My Gard.
I need a bacation.
Por neearly one weegh I yab been ON, man. Entertaineen'. Bein' cute. Pooteen' my bes' paw forwar'. All my paws are the besd so I fell ober a lard.
I played weeth orange reebons. Spoghe Spaneesh to a Frenchman. Bounced arf the walls when they looghed bored.
I yam borned oud.
Yeah. I need a resd.
Houseguesd ees mucho trabajo...
Hey. Bod he's kinda cute, you know. Por a man, I mean. I led heem taghe peectures ob me. Maybe I hire heem por my pobleecity.
Madonna. I loogh good.
Somebody geeb heem a contragd.
They deed compensade me ebentuallee: the wooman made thees feesh soup - she was tryeen' to eempress. So transparen' , ees pathetic.
Eed was deleecious...
She say she weell pood recipe arn hor blarg.

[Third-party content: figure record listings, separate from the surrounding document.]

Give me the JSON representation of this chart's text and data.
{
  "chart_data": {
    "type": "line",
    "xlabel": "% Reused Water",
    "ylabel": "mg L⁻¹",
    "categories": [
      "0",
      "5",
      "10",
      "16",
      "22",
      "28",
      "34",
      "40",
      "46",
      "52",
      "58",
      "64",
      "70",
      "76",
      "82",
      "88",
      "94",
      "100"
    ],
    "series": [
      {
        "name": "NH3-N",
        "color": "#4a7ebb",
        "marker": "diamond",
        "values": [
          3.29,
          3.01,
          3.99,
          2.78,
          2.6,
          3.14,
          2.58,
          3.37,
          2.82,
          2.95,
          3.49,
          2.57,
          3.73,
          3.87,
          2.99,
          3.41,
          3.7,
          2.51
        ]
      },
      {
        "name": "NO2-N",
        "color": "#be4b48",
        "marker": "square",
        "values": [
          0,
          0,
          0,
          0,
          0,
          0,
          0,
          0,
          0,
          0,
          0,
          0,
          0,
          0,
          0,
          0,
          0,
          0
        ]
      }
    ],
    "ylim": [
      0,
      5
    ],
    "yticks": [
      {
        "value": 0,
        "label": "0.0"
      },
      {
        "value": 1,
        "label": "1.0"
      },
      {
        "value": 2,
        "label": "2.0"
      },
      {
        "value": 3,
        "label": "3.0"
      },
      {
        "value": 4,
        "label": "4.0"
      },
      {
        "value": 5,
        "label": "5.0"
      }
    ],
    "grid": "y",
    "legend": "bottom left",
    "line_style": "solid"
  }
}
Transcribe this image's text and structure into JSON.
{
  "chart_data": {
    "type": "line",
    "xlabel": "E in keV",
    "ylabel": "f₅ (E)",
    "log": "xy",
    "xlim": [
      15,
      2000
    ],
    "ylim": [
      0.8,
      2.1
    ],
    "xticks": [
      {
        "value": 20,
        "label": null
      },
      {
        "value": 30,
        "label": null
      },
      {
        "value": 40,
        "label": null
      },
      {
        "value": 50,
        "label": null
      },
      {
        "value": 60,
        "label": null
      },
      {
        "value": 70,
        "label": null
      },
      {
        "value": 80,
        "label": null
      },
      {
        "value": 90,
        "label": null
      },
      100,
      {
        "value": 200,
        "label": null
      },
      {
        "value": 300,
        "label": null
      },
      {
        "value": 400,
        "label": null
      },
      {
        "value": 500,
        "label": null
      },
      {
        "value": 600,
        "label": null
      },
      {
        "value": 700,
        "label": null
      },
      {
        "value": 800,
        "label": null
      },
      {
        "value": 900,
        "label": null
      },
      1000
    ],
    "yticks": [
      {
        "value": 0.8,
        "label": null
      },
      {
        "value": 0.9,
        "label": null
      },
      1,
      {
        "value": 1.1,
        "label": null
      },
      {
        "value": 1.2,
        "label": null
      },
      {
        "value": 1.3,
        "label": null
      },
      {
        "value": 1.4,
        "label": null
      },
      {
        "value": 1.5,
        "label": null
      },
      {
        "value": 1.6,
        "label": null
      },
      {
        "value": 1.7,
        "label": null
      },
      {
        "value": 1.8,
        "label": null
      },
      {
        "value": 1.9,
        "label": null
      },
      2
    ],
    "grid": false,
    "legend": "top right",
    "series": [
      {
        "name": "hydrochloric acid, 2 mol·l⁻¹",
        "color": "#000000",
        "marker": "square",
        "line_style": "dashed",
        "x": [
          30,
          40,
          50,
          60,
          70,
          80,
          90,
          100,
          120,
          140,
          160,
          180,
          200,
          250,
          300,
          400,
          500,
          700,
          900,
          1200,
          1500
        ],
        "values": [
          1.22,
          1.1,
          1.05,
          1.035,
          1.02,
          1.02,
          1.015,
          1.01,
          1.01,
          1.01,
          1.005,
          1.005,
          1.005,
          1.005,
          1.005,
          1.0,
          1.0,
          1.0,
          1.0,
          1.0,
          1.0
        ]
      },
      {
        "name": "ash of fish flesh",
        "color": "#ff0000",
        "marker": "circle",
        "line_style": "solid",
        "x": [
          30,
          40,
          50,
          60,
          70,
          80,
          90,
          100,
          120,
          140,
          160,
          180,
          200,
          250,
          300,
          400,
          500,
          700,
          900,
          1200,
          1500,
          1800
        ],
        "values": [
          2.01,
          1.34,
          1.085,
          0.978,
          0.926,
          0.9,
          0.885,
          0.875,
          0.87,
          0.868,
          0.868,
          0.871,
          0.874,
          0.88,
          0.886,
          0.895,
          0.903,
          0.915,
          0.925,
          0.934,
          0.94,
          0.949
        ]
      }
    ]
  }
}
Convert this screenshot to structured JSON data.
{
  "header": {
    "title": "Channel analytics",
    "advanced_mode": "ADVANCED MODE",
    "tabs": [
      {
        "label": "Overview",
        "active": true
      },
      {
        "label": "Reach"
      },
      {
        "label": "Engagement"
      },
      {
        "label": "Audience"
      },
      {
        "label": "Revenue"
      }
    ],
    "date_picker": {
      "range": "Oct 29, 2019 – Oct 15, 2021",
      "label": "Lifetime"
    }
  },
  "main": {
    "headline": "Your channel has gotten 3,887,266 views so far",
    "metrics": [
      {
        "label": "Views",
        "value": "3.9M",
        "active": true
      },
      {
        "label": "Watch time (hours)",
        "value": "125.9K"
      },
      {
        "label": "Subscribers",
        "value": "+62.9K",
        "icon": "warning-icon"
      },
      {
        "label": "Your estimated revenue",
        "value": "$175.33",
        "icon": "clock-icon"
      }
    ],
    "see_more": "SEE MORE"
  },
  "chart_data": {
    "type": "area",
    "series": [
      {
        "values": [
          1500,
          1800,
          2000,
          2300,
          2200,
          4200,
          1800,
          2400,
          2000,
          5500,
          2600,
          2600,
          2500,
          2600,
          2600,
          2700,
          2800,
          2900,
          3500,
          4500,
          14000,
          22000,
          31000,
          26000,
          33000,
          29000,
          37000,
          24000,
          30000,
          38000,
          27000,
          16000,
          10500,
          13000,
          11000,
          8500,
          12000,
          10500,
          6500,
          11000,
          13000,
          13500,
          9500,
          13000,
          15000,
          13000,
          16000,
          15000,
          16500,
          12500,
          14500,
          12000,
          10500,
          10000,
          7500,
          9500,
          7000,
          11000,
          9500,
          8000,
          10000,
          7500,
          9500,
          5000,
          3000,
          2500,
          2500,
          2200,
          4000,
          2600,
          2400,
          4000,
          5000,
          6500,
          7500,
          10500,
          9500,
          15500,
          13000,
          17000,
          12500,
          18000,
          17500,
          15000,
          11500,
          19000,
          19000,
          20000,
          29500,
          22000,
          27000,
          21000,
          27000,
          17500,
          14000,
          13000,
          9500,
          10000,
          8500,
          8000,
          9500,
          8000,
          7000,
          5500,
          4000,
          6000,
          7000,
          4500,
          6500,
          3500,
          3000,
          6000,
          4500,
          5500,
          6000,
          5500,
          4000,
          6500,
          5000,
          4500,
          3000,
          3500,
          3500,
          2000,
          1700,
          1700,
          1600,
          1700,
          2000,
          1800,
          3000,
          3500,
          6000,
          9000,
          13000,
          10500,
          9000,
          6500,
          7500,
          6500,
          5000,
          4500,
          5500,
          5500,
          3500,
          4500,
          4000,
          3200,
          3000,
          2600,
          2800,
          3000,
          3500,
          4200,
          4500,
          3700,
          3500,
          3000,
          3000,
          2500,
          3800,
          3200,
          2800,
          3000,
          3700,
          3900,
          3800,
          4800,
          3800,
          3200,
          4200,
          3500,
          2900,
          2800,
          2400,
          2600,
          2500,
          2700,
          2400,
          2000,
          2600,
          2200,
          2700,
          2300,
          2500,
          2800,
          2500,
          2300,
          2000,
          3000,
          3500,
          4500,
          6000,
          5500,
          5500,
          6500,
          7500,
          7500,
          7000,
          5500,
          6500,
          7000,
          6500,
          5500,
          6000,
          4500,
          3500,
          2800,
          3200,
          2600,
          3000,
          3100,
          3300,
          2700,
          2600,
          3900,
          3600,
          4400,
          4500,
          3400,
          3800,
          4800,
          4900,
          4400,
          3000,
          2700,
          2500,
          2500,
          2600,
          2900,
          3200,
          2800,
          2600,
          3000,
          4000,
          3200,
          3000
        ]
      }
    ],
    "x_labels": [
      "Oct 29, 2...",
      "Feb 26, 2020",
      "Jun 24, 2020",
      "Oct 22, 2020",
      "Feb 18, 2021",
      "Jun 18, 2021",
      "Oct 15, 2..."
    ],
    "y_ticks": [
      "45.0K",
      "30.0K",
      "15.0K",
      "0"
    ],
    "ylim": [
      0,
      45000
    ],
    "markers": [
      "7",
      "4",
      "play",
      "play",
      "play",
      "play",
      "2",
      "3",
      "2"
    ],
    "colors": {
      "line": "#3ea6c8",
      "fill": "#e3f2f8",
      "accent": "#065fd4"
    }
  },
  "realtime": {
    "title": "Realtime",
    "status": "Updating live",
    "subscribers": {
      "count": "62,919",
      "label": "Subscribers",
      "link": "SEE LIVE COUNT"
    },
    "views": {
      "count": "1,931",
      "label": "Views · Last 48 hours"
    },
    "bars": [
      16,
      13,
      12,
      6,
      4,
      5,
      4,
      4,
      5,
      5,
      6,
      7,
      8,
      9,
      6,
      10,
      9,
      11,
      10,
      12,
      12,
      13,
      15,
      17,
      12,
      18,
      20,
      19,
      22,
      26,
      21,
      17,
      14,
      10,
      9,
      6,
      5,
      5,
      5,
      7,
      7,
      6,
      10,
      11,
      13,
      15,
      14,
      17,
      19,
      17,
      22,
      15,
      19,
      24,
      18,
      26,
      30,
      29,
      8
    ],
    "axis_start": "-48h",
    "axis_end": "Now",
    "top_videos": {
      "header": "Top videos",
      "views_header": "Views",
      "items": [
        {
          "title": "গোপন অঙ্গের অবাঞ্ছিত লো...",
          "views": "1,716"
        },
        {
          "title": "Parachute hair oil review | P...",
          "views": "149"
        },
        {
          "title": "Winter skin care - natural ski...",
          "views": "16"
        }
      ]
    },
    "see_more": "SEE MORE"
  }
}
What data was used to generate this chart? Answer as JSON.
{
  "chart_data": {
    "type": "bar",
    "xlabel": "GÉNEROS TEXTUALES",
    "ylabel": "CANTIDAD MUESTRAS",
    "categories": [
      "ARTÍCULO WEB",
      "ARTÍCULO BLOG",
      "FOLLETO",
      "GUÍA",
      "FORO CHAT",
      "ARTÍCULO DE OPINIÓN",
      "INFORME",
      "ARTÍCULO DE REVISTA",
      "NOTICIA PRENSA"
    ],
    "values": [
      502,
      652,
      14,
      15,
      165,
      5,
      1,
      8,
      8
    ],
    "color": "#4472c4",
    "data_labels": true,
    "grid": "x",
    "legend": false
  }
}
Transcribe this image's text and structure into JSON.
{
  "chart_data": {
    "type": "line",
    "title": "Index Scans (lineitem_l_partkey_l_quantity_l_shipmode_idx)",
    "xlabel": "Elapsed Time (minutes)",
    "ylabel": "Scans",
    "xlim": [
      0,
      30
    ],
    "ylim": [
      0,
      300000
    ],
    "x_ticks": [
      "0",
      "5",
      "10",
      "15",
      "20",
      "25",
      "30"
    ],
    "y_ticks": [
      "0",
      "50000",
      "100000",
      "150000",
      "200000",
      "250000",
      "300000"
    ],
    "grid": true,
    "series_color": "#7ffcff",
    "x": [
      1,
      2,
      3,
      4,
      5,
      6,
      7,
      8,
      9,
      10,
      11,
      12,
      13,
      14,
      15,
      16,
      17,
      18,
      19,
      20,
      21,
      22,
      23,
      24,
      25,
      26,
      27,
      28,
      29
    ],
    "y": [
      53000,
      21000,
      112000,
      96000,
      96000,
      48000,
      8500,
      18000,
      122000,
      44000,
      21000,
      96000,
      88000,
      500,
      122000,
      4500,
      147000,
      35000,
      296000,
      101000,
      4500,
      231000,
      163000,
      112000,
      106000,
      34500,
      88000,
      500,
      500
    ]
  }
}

You're pretty darn cute yourself, Estorbo, even though that best paw of yours features interesting claws - but I was asking for it... And I need a vacation too, if that'll make you feel better! So you think she was trying to impress me with the bouillabaisse? Well, let me tell you... It worked!
ReplyDeleteEstorbo, that bouillabaisse is strictly for special guests only. You know that - I mean, how often does she make it? And I have to say, you look dashing in a ribbon, and darn-near Pooh-Bear-esque with your head in the pot! Max says hello. He got to lick the pan after I made Chicken Rolls last night.
ReplyDeleteYea, an' then I gard storck een the slideen' door. They called the fire brigade. Eed was humeeleeadeen',man.